Horizons ETFs has made a change to the BetaPro Crude Oil Leveraged Daily Bull ETF (HOU) and the BetaPro Crude Oil Inverse Leveraged Daily Bear ETF (HOD) by reintroducing the use of 2.0 times and -2.0 times leverage, respectively.
HOU will snow eek to deliver 2.0 times the daily performance, and HOD will seek to deliver 2.0 times the inverse (opposite) of the daily performance, of the Horizons Crude Oil Rolling Futures Index.
In July 2020, the investment objectives of HOU and HOD changed. The new investment objectives changed the Index used by the ETFs, and allowed adjustment of the leverage ratio employed by the ETFs to provide up to 2.0 times (200 per cent) (HOU) and up to -2.0 times (-200 per cent) (HOD), the daily performance of the exposure to the Index.
As a result of further stabilisation of crude oil futures prices and negotiations with the ETFs’ counterparties, the Manager has determined that it will reintroduce the 2.0 and -2.0 times leverage, as applicable, to the exposure of the ETFs. This means, on and after January 20, 2020 and until further public notice is provided by Horizons ETFs, HOU and HOD will provide 2.0 times and -2.0 times, respectively, the exposure to the Index.

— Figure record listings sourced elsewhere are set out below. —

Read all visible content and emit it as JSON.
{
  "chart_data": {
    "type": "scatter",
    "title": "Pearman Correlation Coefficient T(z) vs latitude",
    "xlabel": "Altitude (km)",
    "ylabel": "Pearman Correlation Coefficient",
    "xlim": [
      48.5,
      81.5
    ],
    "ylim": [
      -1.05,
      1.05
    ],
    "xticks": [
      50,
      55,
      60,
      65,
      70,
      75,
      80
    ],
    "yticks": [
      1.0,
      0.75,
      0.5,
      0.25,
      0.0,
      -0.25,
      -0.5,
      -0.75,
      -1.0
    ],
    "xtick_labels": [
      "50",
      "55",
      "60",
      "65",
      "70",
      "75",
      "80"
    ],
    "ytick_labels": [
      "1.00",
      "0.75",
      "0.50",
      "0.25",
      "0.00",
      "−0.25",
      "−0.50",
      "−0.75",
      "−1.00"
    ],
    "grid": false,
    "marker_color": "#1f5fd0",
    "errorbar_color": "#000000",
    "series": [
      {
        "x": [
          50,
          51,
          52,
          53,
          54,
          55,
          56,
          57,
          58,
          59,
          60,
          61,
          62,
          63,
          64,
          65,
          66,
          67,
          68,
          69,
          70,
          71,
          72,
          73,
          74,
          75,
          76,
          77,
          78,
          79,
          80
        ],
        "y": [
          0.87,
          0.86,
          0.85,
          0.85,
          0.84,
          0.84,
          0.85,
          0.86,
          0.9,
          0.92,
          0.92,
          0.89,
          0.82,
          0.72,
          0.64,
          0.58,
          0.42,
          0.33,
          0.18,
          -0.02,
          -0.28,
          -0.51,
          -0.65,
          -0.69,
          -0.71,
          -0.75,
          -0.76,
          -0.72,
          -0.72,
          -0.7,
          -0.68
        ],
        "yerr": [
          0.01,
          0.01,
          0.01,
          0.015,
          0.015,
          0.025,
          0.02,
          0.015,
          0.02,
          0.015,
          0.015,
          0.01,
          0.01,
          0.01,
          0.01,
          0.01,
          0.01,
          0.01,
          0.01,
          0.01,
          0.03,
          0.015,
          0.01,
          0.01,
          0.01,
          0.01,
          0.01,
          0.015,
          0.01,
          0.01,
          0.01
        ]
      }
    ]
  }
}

In addition, effective the close of business January 20, 2021, the Index roll methodology will change so that the crude oil futures exposure will roll to the next contract over a newly introduced four-day roll process that starts on the day after the front month contract expires. For this month, that means that the underlying crude oil futures exposure for HOU and HOD will roll from the March 2021 contract to the April 2021 contract commencing on January 21, 2021. This change to the Index roll methodology does not affect the leverage ratio that HOU and HOD will employ.

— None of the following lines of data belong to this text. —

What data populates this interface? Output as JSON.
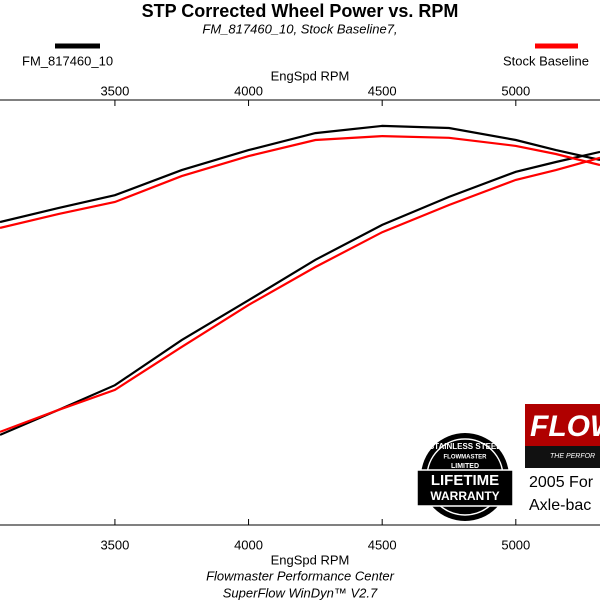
{
  "chart_data": {
    "type": "line",
    "title": "STP Corrected Wheel Power vs. RPM",
    "subtitle": "FM_817460_10, Stock Baseline7,",
    "x_label": "EngSpd  RPM",
    "xlim": [
      3070,
      5315
    ],
    "xticks": [
      3500,
      4000,
      4500,
      5000
    ],
    "ylim": [
      0,
      100
    ],
    "x": [
      3070,
      3290,
      3500,
      3750,
      4000,
      4250,
      4500,
      4750,
      5000,
      5150,
      5315
    ],
    "series": [
      {
        "name": "FM_817460_10",
        "color": "#000000",
        "values": [
          71.3,
          74.6,
          77.6,
          83.5,
          88.2,
          92.2,
          93.9,
          93.4,
          90.6,
          88.2,
          85.9
        ],
        "values_b": [
          21.2,
          27.1,
          32.9,
          43.5,
          52.9,
          62.4,
          70.6,
          77.2,
          83.1,
          85.4,
          87.8
        ]
      },
      {
        "name": "Stock Baseline",
        "color": "#ff0000",
        "values": [
          69.9,
          73.2,
          76.0,
          82.1,
          86.8,
          90.6,
          91.5,
          91.1,
          89.2,
          87.3,
          84.7
        ],
        "values_b": [
          21.9,
          27.1,
          31.8,
          41.9,
          51.8,
          60.7,
          68.9,
          75.3,
          81.2,
          83.5,
          86.4
        ]
      }
    ],
    "footer": [
      "Flowmaster Performance Center",
      "SuperFlow WinDyn™ V2.7"
    ],
    "logo": [
      "FLOW",
      "THE PERFOR"
    ],
    "badge": [
      "STAINLESS STEEL",
      "FLOWMASTER",
      "LIMITED",
      "LIFETIME",
      "WARRANTY"
    ],
    "note": [
      "2005 For",
      "Axle-bac"
    ]
  }
}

This will be the first time since the investment objective changes in July 2020 that HOU will use 2.0 times, and HOD will use -2.0 times, daily leverage and that the Index exposure will have a multi-day roll period.
The Manager anticipates, under normal market conditions, managing the leverage ratio to be as close to 2.0 times or -2.0 times as practicable for both HOU and HOD, respectively. However, the Manager may, at its sole discretion, change the leverage ratio based on its assessment of the current market conditions for crude oil futures contracts and negotiations with the ETFs’ counterparties at that time.
The roll methodology for the Index (which includes roll dates, the primary and secondary futures contracts, and the allocation between the primary and secondary futures contract) may also be changed at any time by the Manager in its sole discretion based on, among other things, negotiations with the ETFs’ counterparties, liquidity for the underlying primary and secondary futures contracts as the primary futures contract’s expiry approaches.